Agon S. Buchholz schrieb:
Alexander Klimke wrote:
M. Schuster hat das Problem angesprochen
inwieweit deutsche Gerichte
für Handlungen im Internet zuständig sind [...]
Deutsche Gerichte sind zuständig, unabhängig
davon, was für ein Staatsbürger die Handlung von wo auch immer aus
vornimmt (gilt so für das Strafrecht und dort in genau dieser Form
auch nur für bestimmte Deliktsformen, verschafft aber einen Eindruck
davon, dass nach deutschem Recht mehr Zuständigkeiten bestehen, als
man so zunächst vermuten würde).
Ich stecke gerade in einem Prozess (vorgeblich unwahre
Tatsachenbehauptung im Web über den Fotohändler "Photo Dose", die zu
einer Abmahnung, dann zum Mahn- und schließlich zum Streitverfahren
führte), wo im kleinen Maßstab über die Zuständigkeit der Gerichte
verhandelt wird.
Nach Auffassung der Klägerin aus Bremen ist der Gerichtsstand Bremen,
da "der Beklagte die entsprechenden inkriminierenden Behauptungen im
Internet getätigt" hat; da "das Internet auch in Bremen abzurufen ist,
ist der Gerichsstand der unerlaubten Handlung hier in Bremen gegeben".

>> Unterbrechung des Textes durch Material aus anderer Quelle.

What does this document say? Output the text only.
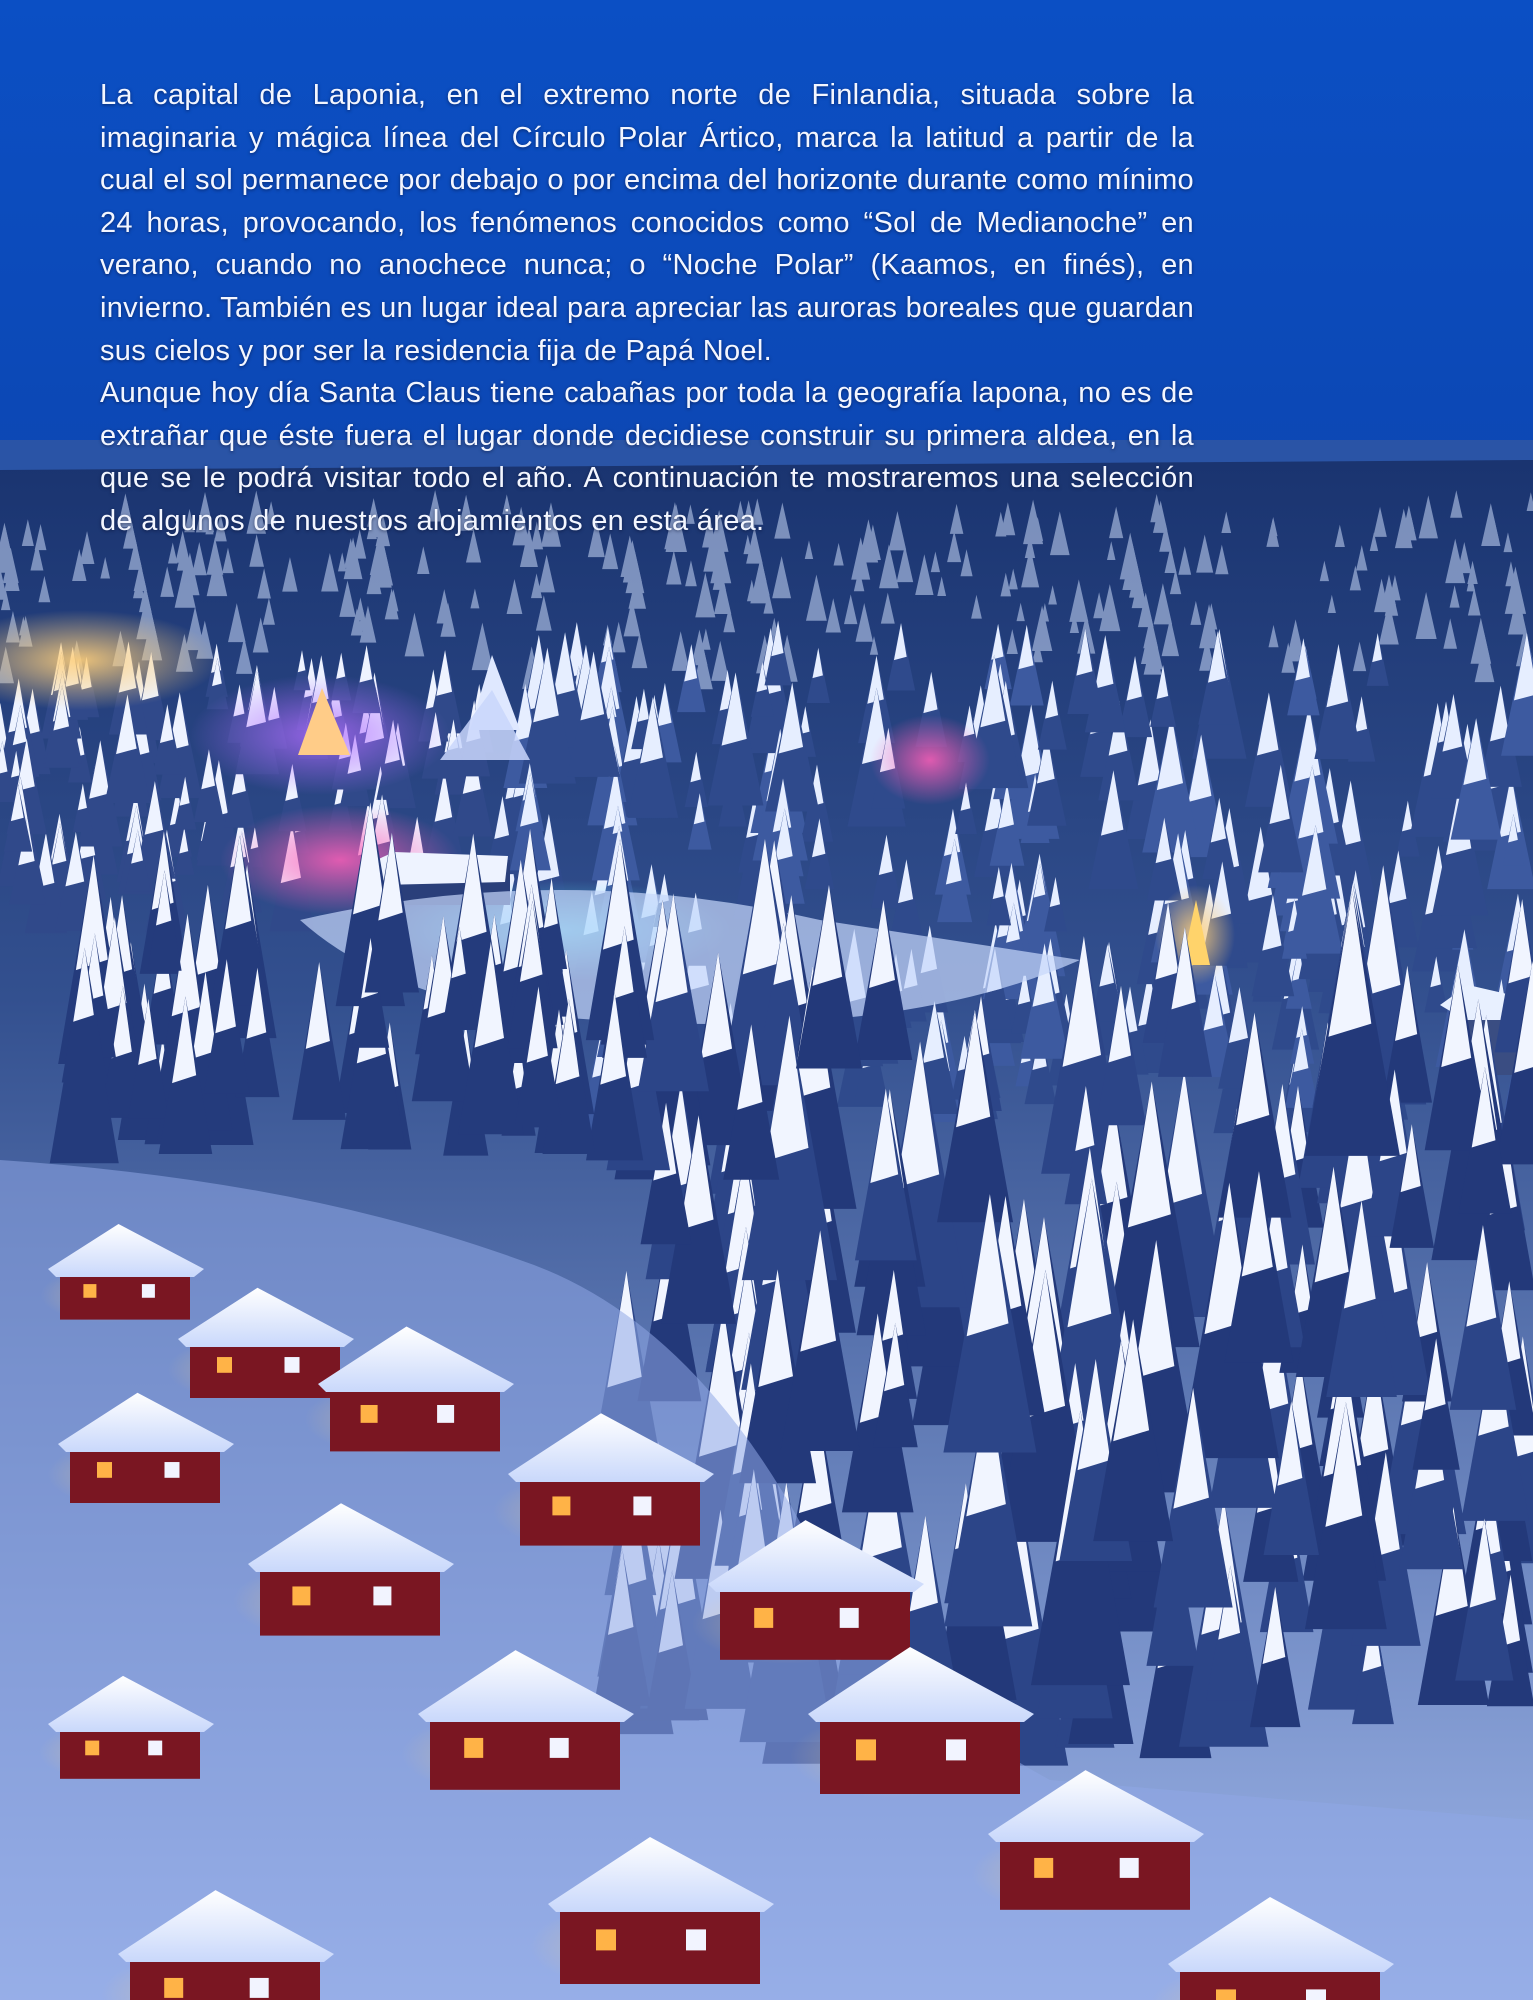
La capital de Laponia, en el extremo norte de Finlandia, situada sobre la imaginaria y mágica línea del Círculo Polar Ártico, marca la latitud a partir de la cual el sol permanece por debajo o por encima del horizonte durante como mínimo 24 horas, provocando, los fenómenos conocidos como “Sol de Medianoche” en verano, cuando no anochece nunca; o “Noche Polar” (Kaamos, en finés), en invierno. También es un lugar ideal para apreciar las auroras boreales que guardan sus cielos y por ser la residencia fija de Papá Noel.

Aunque hoy día Santa Claus tiene cabañas por toda la geografía lapona, no es de extrañar que éste fuera el lugar donde decidiese construir su primera aldea, en la que se le podrá visitar todo el año. A continuación te mostraremos una selección de algunos de nuestros alojamientos en esta área.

Wir widersprechen dieser Auffassung natürlich (ich wohne in Berlin);
unabhängig vom konkreten Sachverhalt und eventuell greifenden
Dispensregelungen halte ich das zumindest für eine eklatante
Verdrehung der Regelungen der §§ 5 MDStV und 4 TDG.
Sehe ich genauso.
Würde sich die Klägerin mit dieser Auffassung durchsetzen und wäre
eine Übertragung des Sachverhalts auf die Wikipedia juristisch
vertretbar (was ich nicht beurteilen kann), könnte man gegen den
Inhalt jeder beliebigen Seite der Wikipedia in jedem beliebigen Land
der Welt zivilrechtliche Klage führen, in dem das Internet "abgerufen"
werden kann. Der Sitz der Foundation in Florida als Betreiber wäre
somit vollkommen obsolet, wenn ich die Konsequenzen richtig verstehe.
Die Wikipedia sollte nach Antigua umziehen, da ist rechtsfreier Raum und
bei den Amis sehe ich da schon Schadensersatzklagen von 180 Mio. $ wegen
einer URV auf die Foundation zukommen, wenn die schon wegen einer heisen
Kaffeetasse 100 Mio erstreiten können...
Wenn man die Analogie dann weiter verfolgt, wäre praktisch jede
Tatsachenbehauptung, egal ob aus einer externen Quelle zitiert bzw.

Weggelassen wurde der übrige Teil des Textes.